5 The Government withdrew the clauses providing for inquests without juries from the Counter-Terrorism Bill in 2008 but has re-introduced similar provisions in the Coroners and Justice Bill. However, we are not aware of any consultation on these provisions having taken place in the intervening period despite reservations having been expressed by the two most relevant select committees of the House. These clauses, and the changes made to them since their first appearance in the Counter-Terrorism Bill, will therefore merit close and careful scrutiny as the Coroners and Justice Bill passes through Parliament. The Government should be prepared to withdraw them once again if it cannot justify these provisions as proportionate and fully compatible with Article 2 of the ECHR.
6 We welcome the Government's latest proposals for a charter for bereaved people in contact with the coroner system. However, we have already expressed our concern about the risk that not all coroner areas will be able to fulfil the expectations raised by the Government's overall plans for reform.
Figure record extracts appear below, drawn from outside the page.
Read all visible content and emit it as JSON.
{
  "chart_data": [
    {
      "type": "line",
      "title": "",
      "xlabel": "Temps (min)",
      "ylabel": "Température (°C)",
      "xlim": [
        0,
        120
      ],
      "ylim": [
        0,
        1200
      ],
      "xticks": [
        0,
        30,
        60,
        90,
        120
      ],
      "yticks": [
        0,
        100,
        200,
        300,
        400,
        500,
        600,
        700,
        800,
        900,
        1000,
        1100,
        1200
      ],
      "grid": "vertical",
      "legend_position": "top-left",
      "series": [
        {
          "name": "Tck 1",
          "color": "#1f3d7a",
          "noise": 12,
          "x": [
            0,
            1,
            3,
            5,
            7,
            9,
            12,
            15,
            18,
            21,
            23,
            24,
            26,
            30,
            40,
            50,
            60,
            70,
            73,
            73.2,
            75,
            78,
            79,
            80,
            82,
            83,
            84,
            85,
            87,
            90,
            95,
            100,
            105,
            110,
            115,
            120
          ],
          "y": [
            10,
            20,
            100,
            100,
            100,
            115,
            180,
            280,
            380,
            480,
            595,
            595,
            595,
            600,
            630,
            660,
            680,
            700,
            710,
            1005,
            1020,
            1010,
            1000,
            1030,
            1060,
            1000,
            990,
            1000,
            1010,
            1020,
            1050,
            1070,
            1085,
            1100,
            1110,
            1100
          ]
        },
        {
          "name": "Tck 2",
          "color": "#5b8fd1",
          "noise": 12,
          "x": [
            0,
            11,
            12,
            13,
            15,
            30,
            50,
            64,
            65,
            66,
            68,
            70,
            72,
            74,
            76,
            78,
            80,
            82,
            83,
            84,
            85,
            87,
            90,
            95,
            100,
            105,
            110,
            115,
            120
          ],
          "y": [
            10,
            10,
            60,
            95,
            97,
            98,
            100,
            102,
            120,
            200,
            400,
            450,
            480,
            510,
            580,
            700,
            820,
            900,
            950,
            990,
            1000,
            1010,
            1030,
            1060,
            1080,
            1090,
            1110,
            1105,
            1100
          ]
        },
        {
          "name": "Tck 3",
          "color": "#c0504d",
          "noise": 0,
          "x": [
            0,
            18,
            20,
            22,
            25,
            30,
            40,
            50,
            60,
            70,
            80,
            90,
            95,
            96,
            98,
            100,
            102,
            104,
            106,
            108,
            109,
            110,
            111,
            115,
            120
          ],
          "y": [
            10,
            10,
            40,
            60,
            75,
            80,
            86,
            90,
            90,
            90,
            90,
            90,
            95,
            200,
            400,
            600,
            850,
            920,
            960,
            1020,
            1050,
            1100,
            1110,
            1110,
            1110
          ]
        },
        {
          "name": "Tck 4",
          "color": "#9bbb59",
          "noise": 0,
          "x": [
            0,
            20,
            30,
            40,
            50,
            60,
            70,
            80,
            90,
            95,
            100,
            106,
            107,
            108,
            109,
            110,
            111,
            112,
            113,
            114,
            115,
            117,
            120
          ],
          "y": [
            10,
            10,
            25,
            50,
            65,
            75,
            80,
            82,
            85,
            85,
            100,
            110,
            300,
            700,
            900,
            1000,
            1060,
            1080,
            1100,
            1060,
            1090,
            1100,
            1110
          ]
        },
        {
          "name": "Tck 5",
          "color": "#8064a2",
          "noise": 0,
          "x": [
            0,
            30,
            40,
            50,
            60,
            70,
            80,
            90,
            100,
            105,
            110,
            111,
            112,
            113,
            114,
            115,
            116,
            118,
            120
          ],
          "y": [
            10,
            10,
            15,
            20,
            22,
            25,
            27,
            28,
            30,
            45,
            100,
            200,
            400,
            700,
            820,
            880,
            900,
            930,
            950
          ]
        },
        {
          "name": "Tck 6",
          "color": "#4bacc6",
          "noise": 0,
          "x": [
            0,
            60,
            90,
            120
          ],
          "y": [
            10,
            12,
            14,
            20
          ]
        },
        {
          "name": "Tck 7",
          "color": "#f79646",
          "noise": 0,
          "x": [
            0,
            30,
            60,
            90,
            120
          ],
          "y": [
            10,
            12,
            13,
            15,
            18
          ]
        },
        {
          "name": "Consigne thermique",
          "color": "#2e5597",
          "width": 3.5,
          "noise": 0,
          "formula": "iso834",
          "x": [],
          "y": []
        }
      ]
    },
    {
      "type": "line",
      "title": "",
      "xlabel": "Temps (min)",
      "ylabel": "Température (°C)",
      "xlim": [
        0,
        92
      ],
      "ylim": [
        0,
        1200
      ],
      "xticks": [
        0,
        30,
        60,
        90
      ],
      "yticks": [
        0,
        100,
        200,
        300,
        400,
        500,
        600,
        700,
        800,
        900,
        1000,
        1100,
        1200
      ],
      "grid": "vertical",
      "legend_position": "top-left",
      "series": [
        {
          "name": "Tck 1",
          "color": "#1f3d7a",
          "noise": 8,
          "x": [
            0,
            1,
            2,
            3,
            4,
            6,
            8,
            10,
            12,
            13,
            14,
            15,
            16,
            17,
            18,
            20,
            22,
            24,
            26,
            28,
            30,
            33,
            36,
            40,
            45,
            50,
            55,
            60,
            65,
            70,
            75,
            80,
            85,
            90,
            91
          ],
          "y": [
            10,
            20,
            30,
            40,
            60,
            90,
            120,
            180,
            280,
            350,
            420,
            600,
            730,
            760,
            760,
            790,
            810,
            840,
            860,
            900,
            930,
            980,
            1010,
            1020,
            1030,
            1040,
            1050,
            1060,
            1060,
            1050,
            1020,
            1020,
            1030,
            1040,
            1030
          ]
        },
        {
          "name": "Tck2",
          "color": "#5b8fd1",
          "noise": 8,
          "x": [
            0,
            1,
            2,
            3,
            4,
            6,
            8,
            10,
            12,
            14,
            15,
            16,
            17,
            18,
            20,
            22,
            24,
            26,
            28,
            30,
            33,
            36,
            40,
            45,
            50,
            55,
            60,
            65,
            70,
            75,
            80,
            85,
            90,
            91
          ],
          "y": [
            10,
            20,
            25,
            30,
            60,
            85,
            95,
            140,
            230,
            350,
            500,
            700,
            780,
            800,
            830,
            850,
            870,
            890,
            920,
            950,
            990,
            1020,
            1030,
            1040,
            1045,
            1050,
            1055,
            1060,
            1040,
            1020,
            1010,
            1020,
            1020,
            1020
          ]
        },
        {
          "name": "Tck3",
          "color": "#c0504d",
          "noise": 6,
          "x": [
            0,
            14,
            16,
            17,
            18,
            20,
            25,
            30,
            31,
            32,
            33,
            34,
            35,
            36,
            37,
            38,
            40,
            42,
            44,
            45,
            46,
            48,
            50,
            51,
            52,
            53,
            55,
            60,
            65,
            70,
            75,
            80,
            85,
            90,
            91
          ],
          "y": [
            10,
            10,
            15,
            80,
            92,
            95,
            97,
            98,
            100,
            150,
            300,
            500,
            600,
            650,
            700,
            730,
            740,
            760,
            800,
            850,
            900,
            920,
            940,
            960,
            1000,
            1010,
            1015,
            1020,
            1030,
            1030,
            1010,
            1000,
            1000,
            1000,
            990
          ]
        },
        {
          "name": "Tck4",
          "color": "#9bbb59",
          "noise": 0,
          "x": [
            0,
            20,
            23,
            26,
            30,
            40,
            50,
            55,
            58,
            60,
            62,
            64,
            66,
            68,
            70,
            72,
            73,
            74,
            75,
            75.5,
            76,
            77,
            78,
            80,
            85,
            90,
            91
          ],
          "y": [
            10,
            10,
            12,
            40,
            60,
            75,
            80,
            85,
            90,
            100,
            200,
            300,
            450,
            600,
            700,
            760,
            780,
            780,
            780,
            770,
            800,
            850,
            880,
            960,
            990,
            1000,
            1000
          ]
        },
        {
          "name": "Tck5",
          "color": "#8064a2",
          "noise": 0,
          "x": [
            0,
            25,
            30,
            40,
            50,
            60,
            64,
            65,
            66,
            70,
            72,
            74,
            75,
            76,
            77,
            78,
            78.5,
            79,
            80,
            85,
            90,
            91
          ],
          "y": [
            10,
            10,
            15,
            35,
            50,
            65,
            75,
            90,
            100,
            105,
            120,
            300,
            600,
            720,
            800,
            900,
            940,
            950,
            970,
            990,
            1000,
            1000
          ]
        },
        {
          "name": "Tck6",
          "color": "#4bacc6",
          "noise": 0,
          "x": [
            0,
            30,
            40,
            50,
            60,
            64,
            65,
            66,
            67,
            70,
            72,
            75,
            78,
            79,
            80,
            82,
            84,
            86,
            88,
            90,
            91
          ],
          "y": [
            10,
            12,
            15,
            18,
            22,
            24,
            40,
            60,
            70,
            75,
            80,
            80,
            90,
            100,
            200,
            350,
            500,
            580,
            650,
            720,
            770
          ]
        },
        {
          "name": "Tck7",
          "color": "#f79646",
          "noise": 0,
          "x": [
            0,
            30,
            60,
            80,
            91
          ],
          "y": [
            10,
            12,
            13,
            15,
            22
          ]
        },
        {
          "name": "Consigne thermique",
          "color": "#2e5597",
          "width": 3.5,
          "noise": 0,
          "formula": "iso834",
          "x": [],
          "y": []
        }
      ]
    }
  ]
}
We are especially concerned that bereaved people in particular may be disappointed in circumstances where variable standards in service are likely to persist, despite a charter, as a result of continuing reliance on localised arrangements leading to diverse levels of funding and facilities in different areas.
7 We believe that it would be most helpful if the details of the resources to be available to the Information Commissioner via graduated data protection notification fees were to be published before the second reading of the Coroners and Justice Bill and we recommend that this information be made available at the latest before the relevant provisions in the bill are reached in public bill committee.
8 Given the significance of the proposed data-sharing code of practice in governing the practical application of policy in this area, we recommend that the Government bring forward amendments to the Coroners and Justice Bill to provide for Parliamentary scrutiny of any draft data-sharing code of practice, or amendments thereto, under affirmative resolution procedure, thus ensuring the opportunity for debate and a vote in both Houses.
9 In scrutinising the provisions of the Coroners and Justice Bill relating to data-sharing, we recommend that the House pays particular attention to:
- the scope of the data-sharing order-making powers granted to Ministers and the potential for safeguards in relation to such scope to be included on the face of the bill;
- the likely practical effects of a data-sharing code which will not be legally binding but may be taken into account by a court, tribunal or the Commissioner, in determining a relevant matter; and
- the likely capacity of the Information Commissioner, within the resources available, to undertake effective investigations, analyses and consultations, as well as the production of reports, within the 21 days notice set out on the face of the bill in relation to individual draft orders.
10 In addition, it is unclear whether the bill deals with the situation where it may be in the public interest for the personal data in question to be shared, but the body holding that data makes no application to do so.
11 We recommend that the Government bring forward
amendments to the Coroners and Justice Bill to allow for consideration
of the case for making the Information Commissioner directly responsible
to, and funded by, Parliament. (Paragraph 27)
12 We recommend the most careful consideration
of those provisions of the Coroners and Justice Bill relating
to the remit of the new Sentencing Council for England and Wales.
13 By convention this Committee has been consulted by the Sentencing Guidelines Council in advance of the issue of new definitive guidelines; and has taken evidence in specific instances when appropriate and practical to do so. It is not clear from the face of the bill what role is envisaged for Parliamentary scrutiny of draft guidelines in the future. In our view it is essential for Parliament to continue to be involved in the process whatever new structures are put in place.